There is a clear disconnect between much of what the Harper Government does and much of what the Harper Government says or bothers to acknowledge publicly.
For four weeks Canada and the world have watched Attawapiskat Chief Theresa Spence and Prime Minister Stephen Harper launch opposing campaigns of sacrifice.
Chief Spence has given up food, subsisting on tea and water in an effort to wrench a face-to-face meeting with the man who is — by his own statements — committed to “improving relationships and strong partnerships between Canada and First Nations,” and to “the spirit of ongoing dialogue” between them.
The Prime Minister, ever inconsistent, has matched Chief Spence’s sacrifice of food by forgoing any attempt to offer meaningful comment. Instead, he has employed an all too familiar tactic: ignore opposing opinion and negative development, and wait for the public attention span to move on to something else.
Public attention, of course, didn’t move on. A rare development, which prompted the Prime Minister to do the unthinkable and respond, a full 25 days after Chief Spence’s very public protest began on December 11th.
In a statement which you can read here, the Prime Minister’s Office announced the upcoming January 11th meeting between Harper, Aboriginal Affairs Minister Duncan, and First Nations leaders including Chief Spence. The statement contains no mention of Spence, her hunger-strike, or the concerns of so many other protest groups, including the well publicized #IdleNoMore movement.
The statement from the Prime Ministers Office is 254 words long, and only 16 of those words addressed the feeling behind the First Nations protests: “…there is more that must be done to improve outcomes for First Nations communities across Canada.”
The rest is a laundry list of deflection that touts prior government ‘commitment to progress’ and future government ‘commitment to a strengthened relationship.’
A few days after that statement was released, news of a conveniently leaked government audit of Chief Spence’s Attawapiskat council broke. The audit has levied charges of a lack of due diligence in the councils handling of federal funds.
These are serious findings that demand a serious investigation, but the timing of the report is revealing. That this is the format in which the government offers official reference to Chief Spence and the Attawapiskat band in name, rather than in the announcement that Prime Minister Harper will meet with her, should not be overlooked.
Perhaps the Attawapiskat band was negligent in its record-keeping of federal funds. Perhaps Chief Spence has a flair for the dramatic in waging her hunger strike from Victoria Island on the Ottawa River. But perhaps the Prime Minister of Canada has been negligent in his silence on an issue, which has dominated the national discourse of his country for much of the last three weeks. Perhaps the Prime Minister has been negligent in the dismissive way he has handled a request to be heard and engage in dialogue.
Should we be surprised? Should we expect anything different? Anything more? Perhaps not.

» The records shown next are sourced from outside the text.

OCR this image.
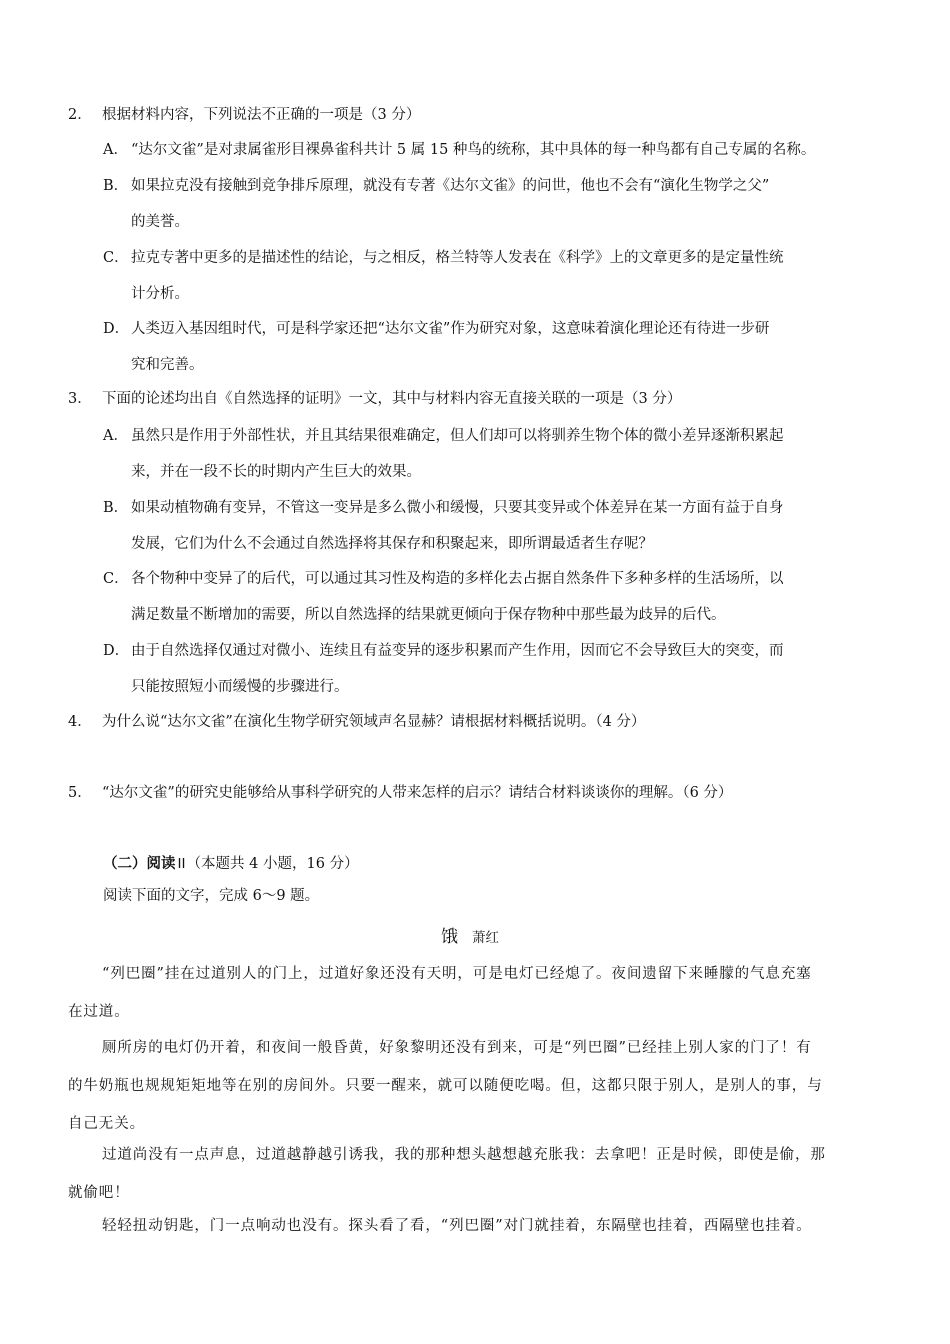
2． 根据材料内容，下列说法不正确的一项是（3 分）
A． “达尔文雀”是对隶属雀形目裸鼻雀科共计 5 属 15 种鸟的统称，其中具体的每一种鸟都有自己专属的名称。
B． 如果拉克没有接触到竞争排斥原理，就没有专著《达尔文雀》的问世，他也不会有“演化生物学之父”
的美誉。
C． 拉克专著中更多的是描述性的结论，与之相反，格兰特等人发表在《科学》上的文章更多的是定量性统
计分析。
D． 人类迈入基因组时代，可是科学家还把“达尔文雀”作为研究对象，这意味着演化理论还有待进一步研
究和完善。
3． 下面的论述均出自《自然选择的证明》一文，其中与材料内容无直接关联的一项是（3 分）
A． 虽然只是作用于外部性状，并且其结果很难确定，但人们却可以将驯养生物个体的微小差异逐渐积累起
来，并在一段不长的时期内产生巨大的效果。
B． 如果动植物确有变异，不管这一变异是多么微小和缓慢，只要其变异或个体差异在某一方面有益于自身
发展，它们为什么不会通过自然选择将其保存和积聚起来，即所谓最适者生存呢？
C． 各个物种中变异了的后代，可以通过其习性及构造的多样化去占据自然条件下多种多样的生活场所，以
满足数量不断增加的需要，所以自然选择的结果就更倾向于保存物种中那些最为歧异的后代。
D． 由于自然选择仅通过对微小、连续且有益变异的逐步积累而产生作用，因而它不会导致巨大的突变，而
只能按照短小而缓慢的步骤进行。
4． 为什么说“达尔文雀”在演化生物学研究领域声名显赫？请根据材料概括说明。（4 分）
5． “达尔文雀”的研究史能够给从事科学研究的人带来怎样的启示？请结合材料谈谈你的理解。（6 分）
（二）阅读 II（本题共 4 小题，16 分）
阅读下面的文字，完成 6～9 题。
饿 萧红
“列巴圈”挂在过道别人的门上，过道好象还没有天明，可是电灯已经熄了。夜间遗留下来睡朦的气息充塞
在过道。
厕所房的电灯仍开着，和夜间一般昏黄，好象黎明还没有到来，可是“列巴圈”已经挂上别人家的门了！有
的牛奶瓶也规规矩矩地等在别的房间外。只要一醒来，就可以随便吃喝。但，这都只限于别人，是别人的事，与
自己无关。
过道尚没有一点声息，过道越静越引诱我，我的那种想头越想越充胀我：去拿吧！正是时候，即使是偷，那
就偷吧！
轻轻扭动钥匙，门一点响动也没有。探头看了看，“列巴圈”对门就挂着，东隔壁也挂着，西隔壁也挂着。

This is a Prime Minister who has refused to attend first ministers meetings with the nations 13 Premiers, even at their request. He has reneged on his pledge for fixed election dates and has prorogued Parliament twice — first to sidestep the formation of a coalition government that would have ended his tenure as Prime Minister, and then to avoid criticism of the Afghanistan detainee scandal during the Vancouver Olympics. More recently, he has refused to put the highly controversial Foreign Investment Promotion and Protection Agreement with China to the Canadian public, claiming he will sign it in secret instead.
There is a pattern to the way Prime Minister Harper handles criticism and contentious issues, and it relies far too heavily on avoidance and obfuscation.
Chief Theresa Spence, her alleged melodramatics, and the lack of due diligence in the Attawapiskat council record keeping are not the largest problems in this equation. They do not deserve the level of scorn and righteous fury that they have received. If they are problems at all, they are ones in need of a solution — not silence, avoidance, and the leaking of scathing reports to the press.